Mais cette maladie génétique extrêmement rare induit également un retard cognitif important, des troubles du langage, comme la stéréotypie, et des retards moteurs. La maman de Manel a renoncé à son activité professionnelle pour se consacrer à sa fille. Adel, qui occupe un poste administratif au Grand-Duché, s’est, un peu malgré lui, érigé en porte-parole de l’association Alliance syndrome de Dravet, pour laquelle il est référent régional. Parler de cette maladie est son exutoire. Les mots, il les fait danser dans des poèmes, « comme des slams » qu’il débite « à l’instinct ». Il les décline aujourd’hui en bande dessinée, un projet qui l’habitait depuis longtemps. Un arc-en-ciel après la pluie, c’est son nom, a récemment reçu le prix national Handi-livres dans la catégorie jeunesse, décerné par le fonds de dotation Handicap et Société.

« Un handicap invisible »

« J’ai mis toutes mes tripes de papa dans cette BD que j’ai voulue comme un support pédagogique et ludique à destination des enfants, les adultes de demain. » L’album, ludique et coloré, est articulé autour de plusieurs séquences mettant en scène une petite fille souffrant d’épilepsie, qui dialogue tantôt avec un camarade de classe, tantôt avec un neuropédiatre ou ses parents. Les mots sont simples, pour faciliter « l’appropriation ». « L’idée n’était pas d’en faire une revue médicale. Je ne suis pas médecin, simplement parent-expert. Avec ma femme, on a dû apprendre seuls. »
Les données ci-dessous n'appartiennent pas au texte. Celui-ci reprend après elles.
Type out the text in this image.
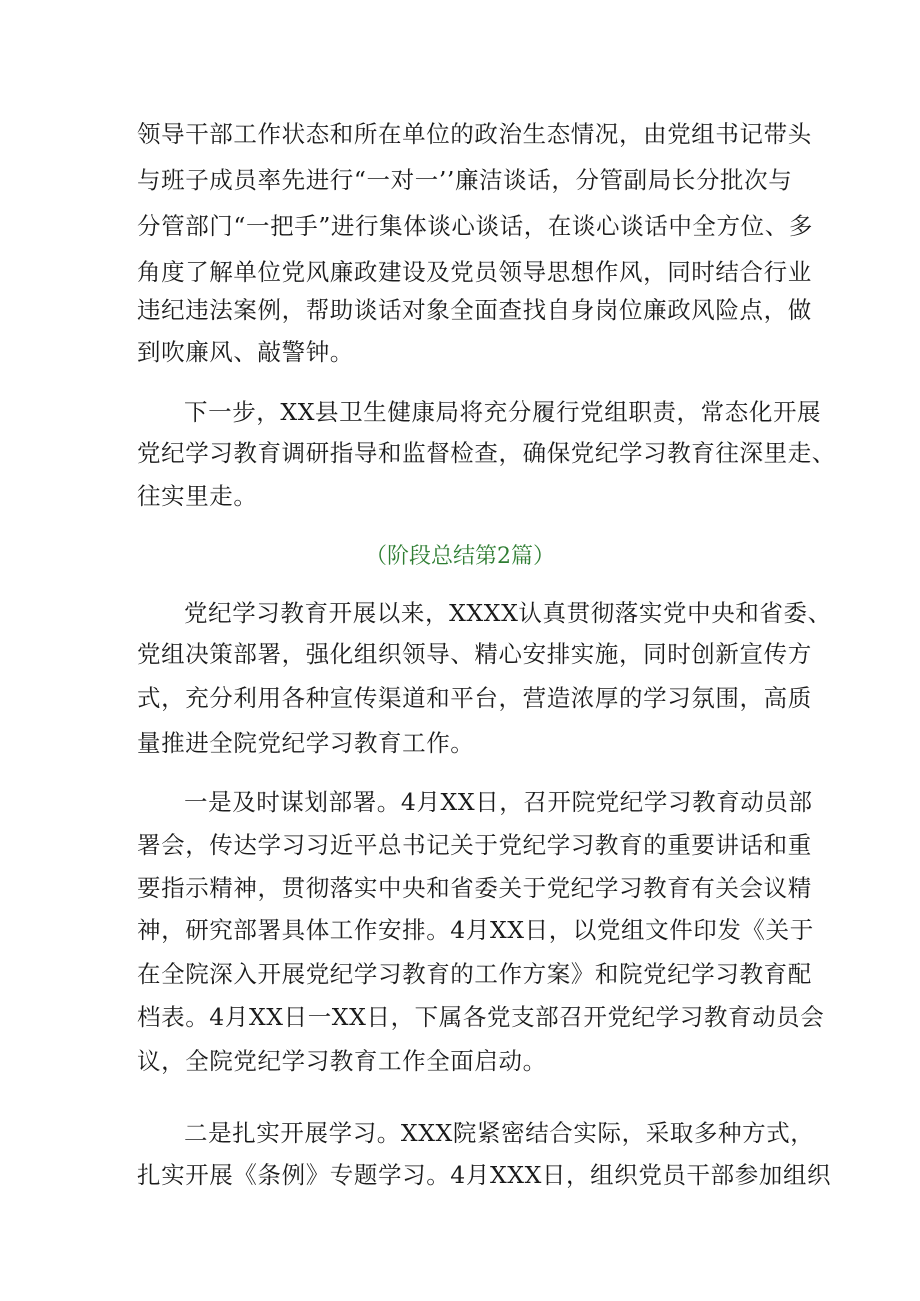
领导干部工作状态和所在单位的政治生态情况，由党组书记带头
与班子成员率先进行“一对一’’廉洁谈话，分管副局长分批次与
分管部门“一把手”进行集体谈心谈话，在谈心谈话中全方位、多
角度了解单位党风廉政建设及党员领导思想作风，同时结合行业
违纪违法案例，帮助谈话对象全面查找自身岗位廉政风险点，做
到吹廉风、敲警钟。
下一步，XX县卫生健康局将充分履行党组职责，常态化开展
党纪学习教育调研指导和监督检查，确保党纪学习教育往深里走、
往实里走。
（阶段总结第2篇）
党纪学习教育开展以来，XXXX认真贯彻落实党中央和省委、
党组决策部署，强化组织领导、精心安排实施，同时创新宣传方
式，充分利用各种宣传渠道和平台，营造浓厚的学习氛围，高质
量推进全院党纪学习教育工作。
一是及时谋划部署。4月XX日，召开院党纪学习教育动员部
署会，传达学习习近平总书记关于党纪学习教育的重要讲话和重
要指示精神，贯彻落实中央和省委关于党纪学习教育有关会议精
神，研究部署具体工作安排。4月XX日，以党组文件印发《关于
在全院深入开展党纪学习教育的工作方案》和院党纪学习教育配
档表。4月XX日一XX日，下属各党支部召开党纪学习教育动员会
议，全院党纪学习教育工作全面启动。
二是扎实开展学习。XXX院紧密结合实际，采取多种方式，
扎实开展《条例》专题学习。4月XXX日，组织党员干部参加组织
Papa surinvesti au point de s’oublier, Adel Bounif espère lever le voile sur ce « handicap invisible » malmené par les préjugés : « Certaines personnes pensent encore que c’est contagieux… On perçoit les regards quand on se gare sur une place handicapée. Beaucoup de fantasmes perdurent en 2023. » Il aurait, confesse-t-il, « tellement voulu une autre vie ». La sienne est désormais entièrement tournée vers celle pour qui il veut « avoir fait le maximum ».

Un arc-en-ciel après la pluie, d’Adel Bounif, disponible aux Editions du Net.